Private equity typically refers to an investment fund organized as a limited partnership company with limited partners as investors and a general partner responsible for the management of the fund. The reason why it’s called private is that its capital is invested in companies that are not publicly traded. These are privately held companies and these companies end up being owned by the limited partners and the general partner. This means that it’s not public and it’s not traded on the stock market or any exchange.
So private equity is an alternative investment class that allows people to diversify or to invest directly into a company and become owners of that company. The private equity fund is a pool of money looking to invest or buy companies. So rather than have shareholders investing in a company, you have these private investors.

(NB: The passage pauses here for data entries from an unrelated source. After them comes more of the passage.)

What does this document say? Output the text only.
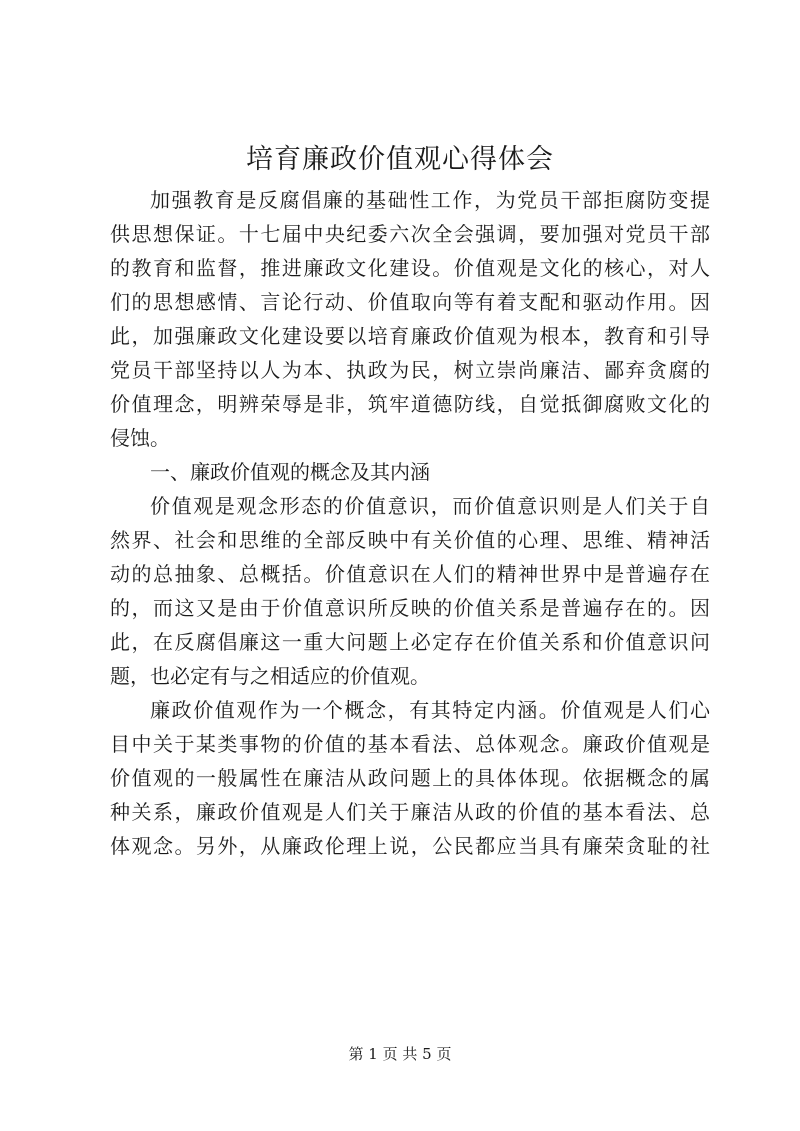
培育廉政价值观心得体会
加强教育是反腐倡廉的基础性工作，为党员干部拒腐防变提
供思想保证。十七届中央纪委六次全会强调，要加强对党员干部
的教育和监督，推进廉政文化建设。价值观是文化的核心，对人
们的思想感情、言论行动、价值取向等有着支配和驱动作用。因
此，加强廉政文化建设要以培育廉政价值观为根本，教育和引导
党员干部坚持以人为本、执政为民，树立崇尚廉洁、鄙弃贪腐的
价值理念，明辨荣辱是非，筑牢道德防线，自觉抵御腐败文化的
侵蚀。
一、廉政价值观的概念及其内涵
价值观是观念形态的价值意识，而价值意识则是人们关于自
然界、社会和思维的全部反映中有关价值的心理、思维、精神活
动的总抽象、总概括。价值意识在人们的精神世界中是普遍存在
的，而这又是由于价值意识所反映的价值关系是普遍存在的。因
此，在反腐倡廉这一重大问题上必定存在价值关系和价值意识问
题，也必定有与之相适应的价值观。
廉政价值观作为一个概念，有其特定内涵。价值观是人们心
目中关于某类事物的价值的基本看法、总体观念。廉政价值观是
价值观的一般属性在廉洁从政问题上的具体体现。依据概念的属
种关系，廉政价值观是人们关于廉洁从政的价值的基本看法、总
体观念。另外，从廉政伦理上说，公民都应当具有廉荣贪耻的社
第 1 页 共 5 页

And usually, the private equity firm has no operational responsibility. All they do is raise money and buy and sell these different companies. And some of these companies own real estate. These companies become part of the overall portfolio.
What Are The Advantages of Private Equity
So, the big advantage of private equity firms is that they’re not subject to public scrutiny. This means that they don’t have to provide quarterly earnings and they don’t have any special reporting requirements. And what this does is that it allows them to have a longer-term approach to better invest and make better decisions as it relates to the overall strategy for the company.
Private equity firms make money through management fees; through carried interest … that’s interest above and beyond what they’re going to pay their limited partner; and through any dividend recapitalization.
Private Equity versus Mutual Funds
Private equities are different from mutual funds. Private equities invest in private firms or private companies and mutual funds invest in public companies. So, they are very similar. Just one invests in private companies and the other invests in public companies.
How to Invest in Private Equity
So, you can invest in private equity directly with the private equity firm or you can invest through an investment advisor. And now they have a lot of these crowdfunding sites where you can invest in a private equity firm.
SEC Requirements
For private equity firms to become classified as private equity they have to file an exemption with the Securities and Exchange Commission (SEC). There are a couple of different exemptions that exist that would allow them to go forward and raise money privately and not have to be a public company.
Who Can Invest in Private Equity?
Private equity investments are usually available only to accredited investors and sometimes qualified investors. And the initial investment is usually a lot higher for Private Equity than mutual funds or REITs, which we talked about in a previous discussion.